Chef Ray Garcia
As a native Angeleno, Ray Garcia draws his culinary inspiration from the city’s rich culture, Southern California’s produce, and his classic training. As chef/owner of Broken Spanish and BS Taqueria (both opened in 2015), he incorporates all of these things cooking bright, bold, and ingredient-driven food that expresses a Mexican-American narrative.
As industrious as entrepreneur as he is chef, Garcia has a built a business empire on consulting and Garcia Hospitality, which promises to “bring operational experience ranging from luxury hotels and fine-dining restaurants to fast-casual eateries and stadium concessions.” //chefraygarcia.com His eponymous line of spices, for example, is at Williams-Sonoma store.
Chef Garcia’s latest venture is teaming up with Tecate Beer for their large, which features a BBQ in the back.
The chef and his team and both restaurants have received national recognition and overwhelming hometown support as a part of the international level focus and praise that Los Angeles has recently earned. Most notably, he was recognized by Esquire magazine as Chef of the Year.
Garcia originally set out to become a lawyer. However, after graduating from UCLA with degrees in political science and business economics, then took a different turn in his career path by enrolling at the California School of Culinary Arts.
His first job was at the Peninsula Beverly Hills, a five-star and five-diamond hotel with a revered fine dining program. He would further his training with and seek mentorship from chefs like Douglas Keane of Cyrus. During this time, he became known for his restraint in technique and a deep respect for the integrity of his ingredients.
Young Chef Garcia’s skills earned him a six-year tenure at FIG Restaurant at the landmark Fairmont Miramar Hotel in Santa Monica. Chef Garcia was allowed to completely revamp the classic menu into one of small plates with an ethnic influence.

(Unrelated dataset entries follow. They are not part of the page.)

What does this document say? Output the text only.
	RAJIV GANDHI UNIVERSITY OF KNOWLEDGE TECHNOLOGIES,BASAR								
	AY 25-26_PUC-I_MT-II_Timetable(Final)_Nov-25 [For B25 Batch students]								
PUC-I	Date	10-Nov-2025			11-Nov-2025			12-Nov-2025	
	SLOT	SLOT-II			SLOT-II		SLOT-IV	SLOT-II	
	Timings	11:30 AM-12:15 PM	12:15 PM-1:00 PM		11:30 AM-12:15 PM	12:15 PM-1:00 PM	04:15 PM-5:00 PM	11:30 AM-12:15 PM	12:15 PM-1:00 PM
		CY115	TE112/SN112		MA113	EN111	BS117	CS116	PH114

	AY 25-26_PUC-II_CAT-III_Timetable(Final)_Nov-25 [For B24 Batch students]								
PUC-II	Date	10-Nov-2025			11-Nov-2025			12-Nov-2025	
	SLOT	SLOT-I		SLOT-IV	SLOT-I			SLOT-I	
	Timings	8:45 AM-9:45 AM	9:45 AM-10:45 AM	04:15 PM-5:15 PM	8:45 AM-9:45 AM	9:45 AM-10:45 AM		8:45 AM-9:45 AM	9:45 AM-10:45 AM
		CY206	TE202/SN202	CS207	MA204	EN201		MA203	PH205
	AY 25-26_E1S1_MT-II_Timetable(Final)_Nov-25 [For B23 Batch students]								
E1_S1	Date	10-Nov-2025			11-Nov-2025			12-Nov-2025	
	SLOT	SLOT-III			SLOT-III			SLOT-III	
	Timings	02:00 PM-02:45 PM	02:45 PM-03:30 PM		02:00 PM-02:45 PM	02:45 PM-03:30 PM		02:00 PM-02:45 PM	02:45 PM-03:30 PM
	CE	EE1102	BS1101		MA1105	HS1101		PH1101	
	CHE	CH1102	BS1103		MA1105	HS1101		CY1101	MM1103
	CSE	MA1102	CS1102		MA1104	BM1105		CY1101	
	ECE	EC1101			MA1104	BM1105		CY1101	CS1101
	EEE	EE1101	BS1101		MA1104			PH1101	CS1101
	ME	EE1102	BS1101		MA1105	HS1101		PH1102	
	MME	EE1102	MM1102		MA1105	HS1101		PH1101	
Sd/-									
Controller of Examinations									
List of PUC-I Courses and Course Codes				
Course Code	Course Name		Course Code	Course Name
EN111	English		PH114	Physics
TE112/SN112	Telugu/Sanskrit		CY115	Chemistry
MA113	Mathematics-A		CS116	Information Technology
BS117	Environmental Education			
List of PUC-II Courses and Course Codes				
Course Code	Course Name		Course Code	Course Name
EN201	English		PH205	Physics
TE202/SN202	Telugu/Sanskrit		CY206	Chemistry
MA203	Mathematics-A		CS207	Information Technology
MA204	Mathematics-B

Garcia has been consistently recognized for philosophies on environmental stewardship, and commitment to responsible farming and food production. He was honored with StarChefs “Rising Star” Award for Sustainability in 2010.
In 2014, Ray took home the title of “King of Porc” at Cochon 555, an event celebrating the heritage breed pig.
Influential Los Angeles Times writer, Jon Gold, described him as, “If you could design a perfect chef for Los Angeles, he might seem a lot like Ray Garcia, an Eastside guy who seems to spend almost as much time proselytizing for healthful eating in local schools as he does in the kitchen. Garcia’s menu manages to be satisfying to both the transgressive big-meat guys and the Gaia-conscious vegans; the carb-lovers and the gluten-free.”
Broken Spanish is Garcia’s flagship where he translates a robust menu, showcasing preparations rooted in long-established traditions refined with a modern sensibility. Since it opened in June of 2015, Broken Spanish has earned countless accolades and recognition as one of the best new restaurants of the year by Esquire, USA Today, LA Weekly, Los Angeles Times and Los Angeles Magazine.
The critical success of BS Taqueria, considered the little sister to Broken Spanish, underscores Garcia’s contribution to a burgeoning dining scene in Los Angeles.
The taqueria has given him the opportunity to elevate Mexican cuisine, reinforcing the idea that ethnic food should not be relegate to a particular price bracket. Garcia hopes to usher in a new understanding and appreciation for Mexican food with quality sourcing and precise cooking.